Load tools on-demand to speed up agent startup. When a toolset is deferred, its tools are registered lazily — the tool server process is not started until the agent first calls one of its tools. This is useful for large toolsets (e.g., an MCP server with hundreds of tools) where startup time matters.

```yaml
toolsets:
  - type: mcp
    ref: docker:github-official
    defer: true
  - type: mcp
    ref: docker:slack
    defer: true
  - type: filesystem
```

Or defer specific tools within a toolset:

```yaml
toolsets:
  - type: mcp
    ref: docker:github-official
    defer:
      - "list_issues"
      - "search_repos"
```

When `defer` is a list of tool names, only those specific tools are deferred; all other tools in the toolset load eagerly. Setting `defer: true` defers the entire toolset.

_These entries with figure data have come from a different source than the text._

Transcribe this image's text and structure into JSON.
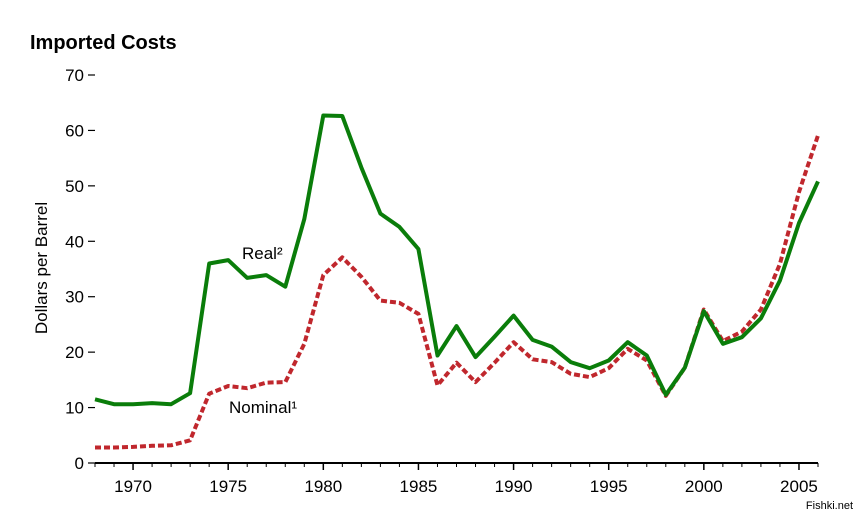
{
  "chart_data": {
    "type": "line",
    "title": "Imported Costs",
    "ylabel": "Dollars per Barrel",
    "xlabel": "",
    "xlim": [
      1968,
      2006
    ],
    "ylim": [
      0,
      70
    ],
    "yticks": [
      0,
      10,
      20,
      30,
      40,
      50,
      60,
      70
    ],
    "xticks": [
      1970,
      1975,
      1980,
      1985,
      1990,
      1995,
      2000,
      2005
    ],
    "grid": false,
    "legend": "none",
    "x": [
      1968,
      1969,
      1970,
      1971,
      1972,
      1973,
      1974,
      1975,
      1976,
      1977,
      1978,
      1979,
      1980,
      1981,
      1982,
      1983,
      1984,
      1985,
      1986,
      1987,
      1988,
      1989,
      1990,
      1991,
      1992,
      1993,
      1994,
      1995,
      1996,
      1997,
      1998,
      1999,
      2000,
      2001,
      2002,
      2003,
      2004,
      2005,
      2006
    ],
    "series": [
      {
        "name": "Real²",
        "color": "#0a7d0a",
        "style": "solid",
        "values": [
          11.5,
          10.6,
          10.6,
          10.8,
          10.6,
          12.6,
          36.0,
          36.6,
          33.4,
          33.9,
          31.8,
          44.0,
          62.7,
          62.6,
          53.3,
          45.0,
          42.6,
          38.6,
          19.4,
          24.7,
          19.1,
          22.8,
          26.6,
          22.2,
          21.0,
          18.2,
          17.1,
          18.5,
          21.8,
          19.4,
          12.3,
          17.2,
          27.4,
          21.5,
          22.7,
          26.1,
          32.9,
          43.3,
          50.8
        ]
      },
      {
        "name": "Nominal¹",
        "color": "#c0272d",
        "style": "dashed",
        "values": [
          2.8,
          2.8,
          2.9,
          3.1,
          3.2,
          4.1,
          12.5,
          13.9,
          13.5,
          14.5,
          14.6,
          21.5,
          33.9,
          37.1,
          33.6,
          29.3,
          28.9,
          26.9,
          14.0,
          18.1,
          14.6,
          18.1,
          21.8,
          18.7,
          18.2,
          16.1,
          15.5,
          17.1,
          20.6,
          18.5,
          12.1,
          17.2,
          27.7,
          22.0,
          23.7,
          27.7,
          35.9,
          48.9,
          59.1
        ]
      }
    ]
  },
  "watermark": "Fishki.net"
}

See [`examples/deferred.yaml`](https://github.com/docker/docker-agent/blob/main/examples/deferred.yaml) for a complete example.

## Combined Example

```yaml
agents:
  root:
    model: anthropic/claude-sonnet-4-5
    description: Full-featured developer assistant
    instruction: You are an expert developer.
    toolsets:
      # Built-in tools
      - type: filesystem
      - type: shell
      - type: think
      - type: todo
      - type: memory
        path: ./dev.db
      - type: user_prompt
      # LSP for code intelligence
      - type: lsp
        command: gopls
        file_types: [".go"]
      # Custom scripts
      - type: script
        shell:
          run_tests:
            description: Run the test suite
            cmd: task test
          lint:
            description: Run the linter
            cmd: task lint
      # Custom API tool
      - type: api
        api_config:
          name: get_status
          method: GET
          endpoint: "https://api.example.com/status"
          instruction: Check service health
      # Docker MCP tools
      - type: mcp
        ref: docker:github-official
        tools: ["list_issues", "create_issue"]
      - type: mcp
        ref: docker:duckduckgo
      # Remote MCP
      - type: mcp
        remote:
          url: "https://internal-api.example.com/mcp"
          transport_type: "streamable"
          headers:
            Authorization: "Bearer ${env.INTERNAL_TOKEN}"
```

> [!WARNING]
> **Toolset Order Matters**
>
> If multiple toolsets provide a tool with the same name, the first one wins. Order your toolsets intentionally.